The great allure is foreshadowed in one of my previous answers. From international politics to modes of technological warfare, from repressed personal rights to genocide, from media machinations to religious conflict to terrorism, most of the big issues of the beginning of the 21st century were in full uproar at the beginning of the 20th.

How do you keep on top of all the research?

I’ve accumulated an extensive library of useful physical books, including fifty Sears catalogs from 1893 to 1993. During the Cobb period almost literally every quotidian thing a person might own was sold and described in detail by Sears. But these Cobb thrillers could not have been written nearly so well or accurately if it weren’t for another major resource. By rights I should be dedicating all the Cobb novels to Google. For Google Books and for their word-search access to the vast informational resources of the Internet as a whole.

You famously wrote a short story in real-time on a webcast – what did you discover about your own writing process by doing it?

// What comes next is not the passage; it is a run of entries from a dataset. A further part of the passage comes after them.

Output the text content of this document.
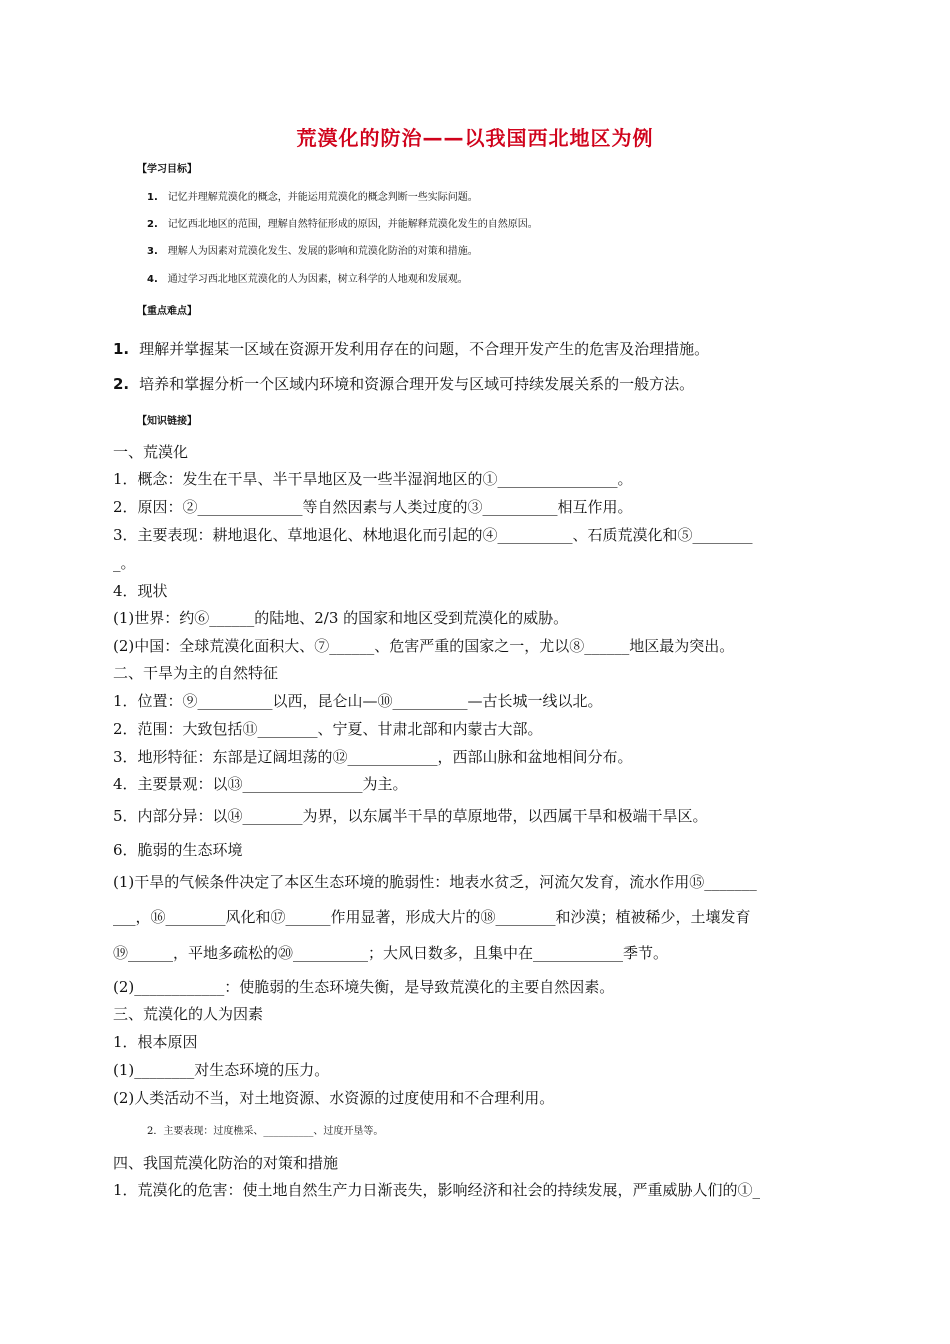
荒漠化的防治——以我国西北地区为例
【学习目标】
1. 记忆并理解荒漠化的概念，并能运用荒漠化的概念判断一些实际问题。
2. 记忆西北地区的范围，理解自然特征形成的原因，并能解释荒漠化发生的自然原因。
3. 理解人为因素对荒漠化发生、发展的影响和荒漠化防治的对策和措施。
4. 通过学习西北地区荒漠化的人为因素，树立科学的人地观和发展观。
【重点难点】
1. 理解并掌握某一区域在资源开发利用存在的问题，不合理开发产生的危害及治理措施。
2. 培养和掌握分析一个区域内环境和资源合理开发与区域可持续发展关系的一般方法。
【知识链接】
一、荒漠化
1．概念：发生在干旱、半干旱地区及一些半湿润地区的①________________。
2．原因：②______________等自然因素与人类过度的③__________相互作用。
3．主要表现：耕地退化、草地退化、林地退化而引起的④__________、石质荒漠化和⑤________
_。
4．现状
(1)世界：约⑥______的陆地、2/3 的国家和地区受到荒漠化的威胁。
(2)中国：全球荒漠化面积大、⑦______、危害严重的国家之一，尤以⑧______地区最为突出。
二、干旱为主的自然特征
1．位置：⑨__________以西，昆仑山—⑩__________—古长城一线以北。
2．范围：大致包括⑪________、宁夏、甘肃北部和内蒙古大部。
3．地形特征：东部是辽阔坦荡的⑫____________，西部山脉和盆地相间分布。
4．主要景观：以⑬________________为主。
5．内部分异：以⑭________为界，以东属半干旱的草原地带，以西属干旱和极端干旱区。
6．脆弱的生态环境
(1)干旱的气候条件决定了本区生态环境的脆弱性：地表水贫乏，河流欠发育，流水作用⑮_______
___，⑯________风化和⑰______作用显著，形成大片的⑱________和沙漠；植被稀少，土壤发育
⑲______，平地多疏松的⑳__________；大风日数多，且集中在____________季节。
(2)____________：使脆弱的生态环境失衡，是导致荒漠化的主要自然因素。
三、荒漠化的人为因素
1．根本原因
(1)________对生态环境的压力。
(2)人类活动不当，对土地资源、水资源的过度使用和不合理利用。
2．主要表现：过度樵采、__________、过度开垦等。
四、我国荒漠化防治的对策和措施
1．荒漠化的危害：使土地自然生产力日渐丧失，影响经济和社会的持续发展，严重威胁人们的①_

I was reminded of how solitary a task literary creation really is. And must be. Doing that project was a serious act of creative schizophrenia, toggling between the trance state of good writing to the analytical state of teaching your own process. By the way, that whole series is viewable on YouTube, under the title Inside Creative Writing. In spite of being two hours long, the first episode, as of the first of December 2014, has 59,000 views.

Take us through a typical writing day for you.

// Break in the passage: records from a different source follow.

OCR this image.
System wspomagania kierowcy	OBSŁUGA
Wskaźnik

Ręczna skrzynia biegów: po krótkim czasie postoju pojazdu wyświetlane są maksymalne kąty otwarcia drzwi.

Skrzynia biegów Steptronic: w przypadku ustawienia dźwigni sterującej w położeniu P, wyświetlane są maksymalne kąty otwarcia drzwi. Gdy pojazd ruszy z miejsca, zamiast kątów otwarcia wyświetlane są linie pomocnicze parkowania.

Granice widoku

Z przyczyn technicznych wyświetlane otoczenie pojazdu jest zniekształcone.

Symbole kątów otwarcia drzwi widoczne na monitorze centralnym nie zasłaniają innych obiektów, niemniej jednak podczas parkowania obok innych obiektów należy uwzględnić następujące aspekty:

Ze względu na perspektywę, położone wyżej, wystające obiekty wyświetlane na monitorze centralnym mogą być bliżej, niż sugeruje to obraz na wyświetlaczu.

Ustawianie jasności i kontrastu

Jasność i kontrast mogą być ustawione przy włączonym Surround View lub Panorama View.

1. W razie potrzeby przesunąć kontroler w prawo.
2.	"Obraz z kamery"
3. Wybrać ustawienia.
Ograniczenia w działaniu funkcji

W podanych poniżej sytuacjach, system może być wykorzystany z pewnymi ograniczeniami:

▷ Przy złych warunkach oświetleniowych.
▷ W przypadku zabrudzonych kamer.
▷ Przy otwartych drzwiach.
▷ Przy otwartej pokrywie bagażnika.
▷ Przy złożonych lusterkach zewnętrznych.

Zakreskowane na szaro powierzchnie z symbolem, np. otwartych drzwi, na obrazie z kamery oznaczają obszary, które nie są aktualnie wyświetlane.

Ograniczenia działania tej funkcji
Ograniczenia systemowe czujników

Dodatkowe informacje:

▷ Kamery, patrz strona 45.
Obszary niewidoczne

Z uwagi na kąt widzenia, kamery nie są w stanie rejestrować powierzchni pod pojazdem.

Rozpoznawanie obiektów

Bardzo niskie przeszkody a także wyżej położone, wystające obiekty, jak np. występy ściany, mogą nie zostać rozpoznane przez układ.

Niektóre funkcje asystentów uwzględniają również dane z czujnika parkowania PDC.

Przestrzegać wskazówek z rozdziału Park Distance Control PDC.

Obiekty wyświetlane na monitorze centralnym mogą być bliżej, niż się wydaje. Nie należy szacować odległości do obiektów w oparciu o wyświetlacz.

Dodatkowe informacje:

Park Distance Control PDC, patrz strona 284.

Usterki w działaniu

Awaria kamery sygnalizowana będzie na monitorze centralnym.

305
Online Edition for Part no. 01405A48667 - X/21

Up early, usually before dawn. Feed the dogs. Grind and brew the special coffee beans for which I’m always scouring the micro-roasters on the Internet. Write (on an iMac) for as long as I need in order to meet my daily quota of polished words, usually 400 to 500. That “writing” often includes several hours each day of ad hoc period research. What would her perfume be in 1915? Where is the safety catch on that Luger pistol? What were the London taxis in that era and where did the passengers sit? Etc. Etc. Etc.

Your collection of short stories A Good Scent from a Strange Mountain, won the 1993 Pulitzer Prize for Fiction – how did winning such acclaim affect your writing subsequently?

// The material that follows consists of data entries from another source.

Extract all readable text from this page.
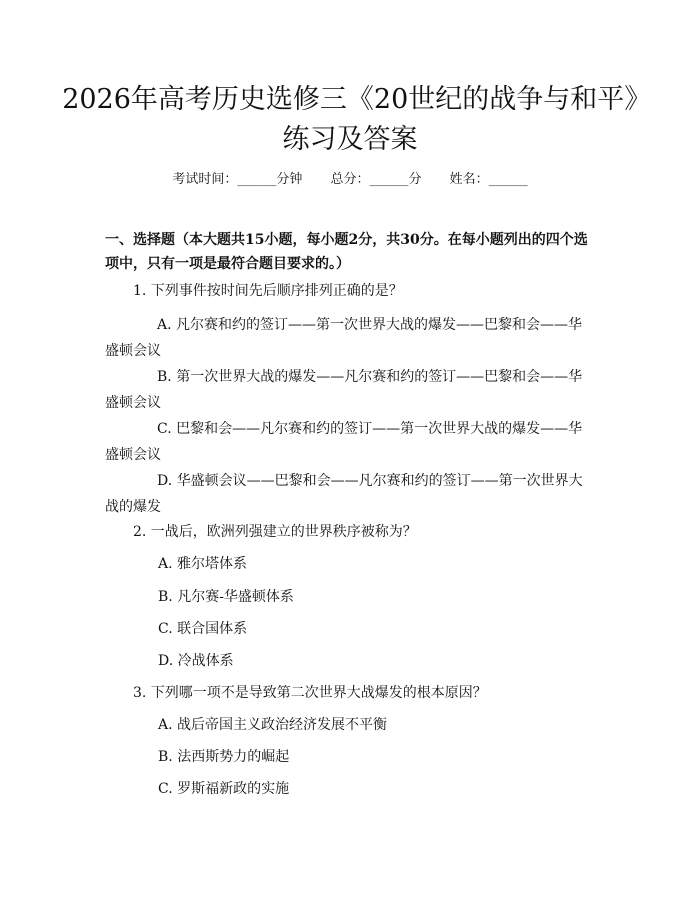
2026年高考历史选修三《20世纪的战争与和平》练习及答案
考试时间：______分钟 总分：______分 姓名：______
一、选择题（本大题共15小题，每小题2分，共30分。在每小题列出的四个选项中，只有一项是最符合题目要求的。）
1. 下列事件按时间先后顺序排列正确的是？
A. 凡尔赛和约的签订——第一次世界大战的爆发——巴黎和会——华盛顿会议
B. 第一次世界大战的爆发——凡尔赛和约的签订——巴黎和会——华盛顿会议
C. 巴黎和会——凡尔赛和约的签订——第一次世界大战的爆发——华盛顿会议
D. 华盛顿会议——巴黎和会——凡尔赛和约的签订——第一次世界大战的爆发
2. 一战后，欧洲列强建立的世界秩序被称为？
A. 雅尔塔体系
B. 凡尔赛-华盛顿体系
C. 联合国体系
D. 冷战体系
3. 下列哪一项不是导致第二次世界大战爆发的根本原因？
A. 战后帝国主义政治经济发展不平衡
B. 法西斯势力的崛起
C. 罗斯福新政的实施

As for the writing itself, not at all. I might have been expected to repeat the sort of book that won the prize but I stubbornly stayed the writer I was before, open to following the muse wherever she leads, ready to reinvent myself with each book.

Who are the authors you admire, and why?

I always duck this question because I admire many of my contemporaries and as soon as I start listing them I forget someone. I run into too many writers in too many places to risk hurting any feelings. Of dead writers there are also many. But let me mention Graham Greene. He divided his work into his novels and his “entertainments”. I suspect he smiled an ironic smile at this division, however. His entertainments were often, in their deepest core, as “literary” as the rest of his work. I would hope this is true of the Cobb books as well. So called serious writers have too often and unnecessarily exiled themselves from dynamic storytelling.

Give me some advice about writing…

Write every day. Every day.

What’s next for Cobb?

The beans for the fourth novel have been roasted. I’m drinking a bottle-of-wine novel at the moment, but I will grind and begin to brew those Cobb beans sometime next fall.